Уладив таким образом собственные дела, старейшины ярлсхофского селения принялись обсуждать случившееся с Суертой — опальной матроной, изгнанной из замка. Им было чрезвычайно желательно снова восстановить ее, как испытанного и полезного союзника, в должности домоправительницы, если к тому имелась еще возможность. В данном случае, однако, вся их мудрость оказалась бессильной, и Суерта в отчаянии решила обратиться за помощью к Мордонту. С ним у нее сложились довольно дружеские отношения, ибо она знала множество старинных норвежских баллад и страшных рассказов о трау, или драу (так звались гномы скальдов), которыми суеверная древность населила уединенные пещеры и мрачные лощины Данроснесса, равно как и прочих областей Шетлендии.
— Суерта, — сказал ей юноша, — я вряд ли смогу что-либо для тебя сделать, но ты можешь помочь себе сама. Видишь ли, гнев моего отца похож на ярость тех древних богатырей берсеркеров, о которых поется в твоих песнях.
— Ах, рыбка моего сердца, — ответила с жалобным хныканьем Суерта,
— берсеркеры были богатыри, что жили еще до блаженных времен святого Олафа, и они, как бесноватые, бросались и на мечи, и на копья, и на гарпуны, и на мушкеты, и ломали их все на куски, точь-в-точь как молодой кит рвет неводы для ловли сельдей. А потом ярость эта у них проходила, и они становились слабыми-слабыми, ну прямо делай с ними, что хочешь.
— Вот-вот, Суерта, то же самое происходит и с моим отцом, — сказал Мордонт, — он, видишь ли, когда успокоится, страшно не любит вспоминать о своем гневе и этим как раз и похож на берсеркеров: сегодня он рвет и мечет, а завтра и думать не хочет о случившемся. Поэтому-то он никого еще не взял в замок на твое место, и, с тех пор как ты ушла, на нашей кухне не состряпано ни куска горячей пищи и не испечено ни одного хлеба, так что питаемся мы только теми холодными остатками, что нашлись в кладовой. Так вот, Суерта, ручаюсь, что если ты смело вернешься в замок и возьмешься снова за свои дела, ты не услышишь от отца ни одного худого слова.
Суерта, однако, не сразу решилась последовать столь дерзкому совету. Она сказала, что, по ее разумению, «мистер Мертон, когда рассердился, стал похож вовсе не на берсеркера, а скорей на нечистого: глаза его метали молнии, а с губ срывалась пена; а что до нее самой, то подвергать себя снова подобной опасности — значит только искушать Всевышнего».

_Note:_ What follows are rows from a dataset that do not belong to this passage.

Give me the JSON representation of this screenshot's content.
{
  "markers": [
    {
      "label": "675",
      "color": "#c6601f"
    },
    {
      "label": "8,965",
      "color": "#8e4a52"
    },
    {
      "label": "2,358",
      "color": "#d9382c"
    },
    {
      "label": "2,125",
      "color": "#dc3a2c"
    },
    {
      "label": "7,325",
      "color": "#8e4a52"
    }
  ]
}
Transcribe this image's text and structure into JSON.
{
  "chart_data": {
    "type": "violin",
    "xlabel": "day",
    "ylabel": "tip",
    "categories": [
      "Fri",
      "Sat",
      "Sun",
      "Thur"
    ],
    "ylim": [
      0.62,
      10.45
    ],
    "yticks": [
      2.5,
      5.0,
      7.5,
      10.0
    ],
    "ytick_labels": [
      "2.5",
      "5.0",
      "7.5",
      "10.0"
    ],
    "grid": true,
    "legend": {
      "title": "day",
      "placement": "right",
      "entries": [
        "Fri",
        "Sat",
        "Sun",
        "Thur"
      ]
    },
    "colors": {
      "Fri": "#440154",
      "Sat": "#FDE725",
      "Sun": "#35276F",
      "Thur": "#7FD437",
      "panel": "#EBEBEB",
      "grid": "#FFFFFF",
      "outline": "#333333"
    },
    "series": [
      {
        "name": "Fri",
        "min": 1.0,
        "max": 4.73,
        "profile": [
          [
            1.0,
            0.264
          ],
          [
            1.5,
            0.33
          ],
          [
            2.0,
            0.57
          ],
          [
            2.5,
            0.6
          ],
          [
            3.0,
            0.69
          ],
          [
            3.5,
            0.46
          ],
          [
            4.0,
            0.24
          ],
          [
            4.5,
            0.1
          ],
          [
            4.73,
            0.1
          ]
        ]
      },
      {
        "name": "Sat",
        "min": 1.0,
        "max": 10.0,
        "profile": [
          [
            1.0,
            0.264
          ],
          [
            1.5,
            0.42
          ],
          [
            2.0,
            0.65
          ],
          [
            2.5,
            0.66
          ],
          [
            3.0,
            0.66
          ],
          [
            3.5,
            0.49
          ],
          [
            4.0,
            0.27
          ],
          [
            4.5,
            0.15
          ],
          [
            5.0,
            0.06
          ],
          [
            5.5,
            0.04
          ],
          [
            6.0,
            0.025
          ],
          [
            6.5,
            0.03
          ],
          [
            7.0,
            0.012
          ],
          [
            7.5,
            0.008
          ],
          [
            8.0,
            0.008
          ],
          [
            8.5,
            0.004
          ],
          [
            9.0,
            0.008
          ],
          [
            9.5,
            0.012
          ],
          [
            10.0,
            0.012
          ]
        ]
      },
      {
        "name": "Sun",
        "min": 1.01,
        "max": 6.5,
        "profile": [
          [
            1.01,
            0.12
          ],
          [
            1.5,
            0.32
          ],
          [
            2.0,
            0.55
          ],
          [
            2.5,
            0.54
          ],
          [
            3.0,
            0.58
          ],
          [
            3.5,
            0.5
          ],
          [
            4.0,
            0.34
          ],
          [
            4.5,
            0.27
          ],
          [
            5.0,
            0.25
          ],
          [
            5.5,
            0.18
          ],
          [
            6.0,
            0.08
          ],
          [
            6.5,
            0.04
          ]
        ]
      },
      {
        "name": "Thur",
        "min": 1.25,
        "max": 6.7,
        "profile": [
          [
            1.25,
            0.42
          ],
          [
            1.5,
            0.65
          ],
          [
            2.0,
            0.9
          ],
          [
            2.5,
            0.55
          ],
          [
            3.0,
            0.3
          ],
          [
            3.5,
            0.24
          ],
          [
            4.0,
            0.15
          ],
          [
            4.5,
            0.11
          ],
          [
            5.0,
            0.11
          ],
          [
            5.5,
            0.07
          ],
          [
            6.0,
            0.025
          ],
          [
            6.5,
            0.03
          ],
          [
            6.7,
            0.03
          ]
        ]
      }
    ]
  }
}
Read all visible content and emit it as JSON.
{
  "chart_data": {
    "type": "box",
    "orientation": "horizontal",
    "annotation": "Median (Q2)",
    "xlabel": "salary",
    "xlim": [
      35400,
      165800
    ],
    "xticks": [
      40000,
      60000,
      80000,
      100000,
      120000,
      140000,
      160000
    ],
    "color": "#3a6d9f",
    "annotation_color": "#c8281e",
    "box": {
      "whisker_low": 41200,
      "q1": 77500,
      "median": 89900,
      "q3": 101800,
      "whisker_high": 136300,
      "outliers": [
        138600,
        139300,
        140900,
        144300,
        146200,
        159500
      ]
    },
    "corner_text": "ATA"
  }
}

В конце концов, однако, поощряемая сыном, она решилась еще раз предстать перед отцом и, облачившись в свое обычное будничное платье, на чем особенно настаивал Мордонт, пробралась в замок, сразу же приступила к исполнению своих разнообразных и многочисленных обязанностей и казалась настолько глубоко ими занятой, словно никогда их и не бросала.
В первый день после возвращения Суерта не показывалась на глаза хозяину, надеясь, что, после того как мистер Мертон в течение трех дней питался одним холодным мясом, горячее блюдо, приготовленное со всей тщательностью, какую допускала ее нехитрая стряпня, сумеет вернуть ей его благосклонность. Когда же Мордонт сказал ей, что отец даже не заметил перемены в пище и она сама убедилась, что, снова и снова попадаясь ему нечаянно на глаза, не производит на своего удивительного хозяина ни малейшего впечатления, она вообразила, что все происшедшее совершенно улетучилось у него из памяти, и принялась столь же деятельно исполнять свои обязанности, как и раньше. В подобном убеждении пребывала она до тех пор, пока ей не случилось однажды в споре с другой служанкой повысить голос: проходивший мимо Мертон грозно взглянул на нее и промолвил только одно слово: «Помни», но таким тоном, который надолго заставил ее держать язык за зубами.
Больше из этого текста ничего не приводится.